Senja melihat ruang kelas 207 yang tampak sepi.

"Teman? Di ruang 207?", tanya Senja.

"I..iyaa. Di ruang 207. Kemana mereka semua?", tanya Vivi mencoba santai. Gila sebenarnya mereka takut jika sewaktu-waktu Rina datang. Jika tidak mau ketahuan mereka harus segera pergi dari sini.

"Ohh...mereka sedang peninjauan di rumah sakit. Mungkin nanti siang baru pulang", ujar Senja.

"Oh..gitu. Baiklah. Gue balik lagi aja nanti. Kalau gitu, kita pamit dulu yaa. Bye..Senja", pamit Vivi dan Septa terburu-buru.

"Aneh. Kenapa harus berlarian sih mereka", pikir Senja.

Vivi dan Septa berlarian gedung menuju lift sebelum berpapasan dengan Rina. Gila. Mereka sudah seperti dikejar-kejar serigala. Keringat mulai bercucuran di dahi mereka.

"Aiishh...kenapa sial sekali hari ini. Dari tadi lari-larian terus", kesal Vivi dengan nafas yang ngos-ngosan.

"Ada manfaatnya juga tadi gue sarapan, Vi.

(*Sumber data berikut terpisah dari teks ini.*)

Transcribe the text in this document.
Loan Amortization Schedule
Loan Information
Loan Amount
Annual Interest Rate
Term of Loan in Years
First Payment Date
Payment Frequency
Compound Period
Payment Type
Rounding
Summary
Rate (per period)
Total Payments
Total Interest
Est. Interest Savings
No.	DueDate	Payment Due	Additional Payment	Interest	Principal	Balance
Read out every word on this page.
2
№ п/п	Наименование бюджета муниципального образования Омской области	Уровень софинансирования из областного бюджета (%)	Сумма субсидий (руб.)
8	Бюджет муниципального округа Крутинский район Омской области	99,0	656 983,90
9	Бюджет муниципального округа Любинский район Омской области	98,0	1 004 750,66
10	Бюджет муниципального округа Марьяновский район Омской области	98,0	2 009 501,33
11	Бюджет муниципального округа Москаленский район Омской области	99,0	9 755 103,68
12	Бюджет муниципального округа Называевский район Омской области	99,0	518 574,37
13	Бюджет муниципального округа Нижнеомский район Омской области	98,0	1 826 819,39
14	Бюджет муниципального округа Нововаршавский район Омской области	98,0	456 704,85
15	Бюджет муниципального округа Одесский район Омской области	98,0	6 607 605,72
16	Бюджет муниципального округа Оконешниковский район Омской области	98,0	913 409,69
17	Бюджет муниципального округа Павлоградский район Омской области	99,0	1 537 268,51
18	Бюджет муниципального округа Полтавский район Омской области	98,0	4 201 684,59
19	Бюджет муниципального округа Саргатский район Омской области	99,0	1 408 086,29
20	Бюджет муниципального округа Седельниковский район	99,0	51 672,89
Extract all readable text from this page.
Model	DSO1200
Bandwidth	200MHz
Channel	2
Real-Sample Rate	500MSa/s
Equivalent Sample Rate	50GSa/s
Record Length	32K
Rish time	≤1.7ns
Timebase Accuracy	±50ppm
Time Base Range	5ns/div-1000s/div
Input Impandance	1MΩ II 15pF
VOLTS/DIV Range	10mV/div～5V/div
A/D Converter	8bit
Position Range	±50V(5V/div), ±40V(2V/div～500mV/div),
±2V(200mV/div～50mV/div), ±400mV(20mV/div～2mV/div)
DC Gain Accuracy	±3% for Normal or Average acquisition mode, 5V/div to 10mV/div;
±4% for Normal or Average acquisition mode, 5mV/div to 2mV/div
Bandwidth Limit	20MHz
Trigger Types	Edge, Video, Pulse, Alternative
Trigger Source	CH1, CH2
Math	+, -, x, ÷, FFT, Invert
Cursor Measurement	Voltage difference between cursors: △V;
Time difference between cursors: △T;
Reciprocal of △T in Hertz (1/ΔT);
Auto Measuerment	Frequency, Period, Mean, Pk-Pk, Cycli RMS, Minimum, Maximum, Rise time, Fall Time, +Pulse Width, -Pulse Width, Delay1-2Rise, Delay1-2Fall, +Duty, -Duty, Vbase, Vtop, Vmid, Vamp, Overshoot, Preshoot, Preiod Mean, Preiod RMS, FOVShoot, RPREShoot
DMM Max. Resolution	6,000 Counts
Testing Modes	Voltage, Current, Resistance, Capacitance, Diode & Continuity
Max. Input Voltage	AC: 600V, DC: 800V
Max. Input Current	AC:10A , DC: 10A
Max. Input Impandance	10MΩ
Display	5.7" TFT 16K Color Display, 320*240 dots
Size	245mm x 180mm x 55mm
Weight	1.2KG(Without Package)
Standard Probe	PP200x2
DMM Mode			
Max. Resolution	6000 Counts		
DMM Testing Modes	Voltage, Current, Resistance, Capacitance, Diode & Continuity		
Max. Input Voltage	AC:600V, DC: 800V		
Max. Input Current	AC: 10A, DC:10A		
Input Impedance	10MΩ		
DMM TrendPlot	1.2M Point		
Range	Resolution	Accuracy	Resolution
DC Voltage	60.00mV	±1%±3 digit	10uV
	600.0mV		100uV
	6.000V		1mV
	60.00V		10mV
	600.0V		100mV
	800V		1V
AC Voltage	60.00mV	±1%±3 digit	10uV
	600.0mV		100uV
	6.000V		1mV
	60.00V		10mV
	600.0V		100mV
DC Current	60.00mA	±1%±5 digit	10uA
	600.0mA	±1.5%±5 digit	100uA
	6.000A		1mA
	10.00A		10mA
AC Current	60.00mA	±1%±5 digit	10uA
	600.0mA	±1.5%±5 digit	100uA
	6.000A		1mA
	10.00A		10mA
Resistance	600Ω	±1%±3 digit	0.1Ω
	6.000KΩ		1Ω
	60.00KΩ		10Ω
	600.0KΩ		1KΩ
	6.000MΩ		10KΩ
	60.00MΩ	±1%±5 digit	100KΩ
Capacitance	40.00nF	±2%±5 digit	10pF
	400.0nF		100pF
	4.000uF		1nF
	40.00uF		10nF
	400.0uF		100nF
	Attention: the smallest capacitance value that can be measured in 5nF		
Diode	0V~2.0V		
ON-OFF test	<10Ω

Anjirr", ujar Septa tak mau kalah.

Saat berlarian menuju lift, dari kejauhan Vivi dan Septa melihat Rina yang berjalan ke arah mereka. Mereka langsung mengerem dan putar balik secepat kilat. Untunglah Rina tidak melihat mereka.

"Aahhh...sial. Kenapa dia kesini juga sih"

"Mereka lagi di laboratorium kan, Vi. Yaa jelas dia kesini lah". Vivi dan Septa sedang bersembunyi di tangga darurat. Nafas mereka sudah tidak teratur. Jantung mereka berpacu cepat.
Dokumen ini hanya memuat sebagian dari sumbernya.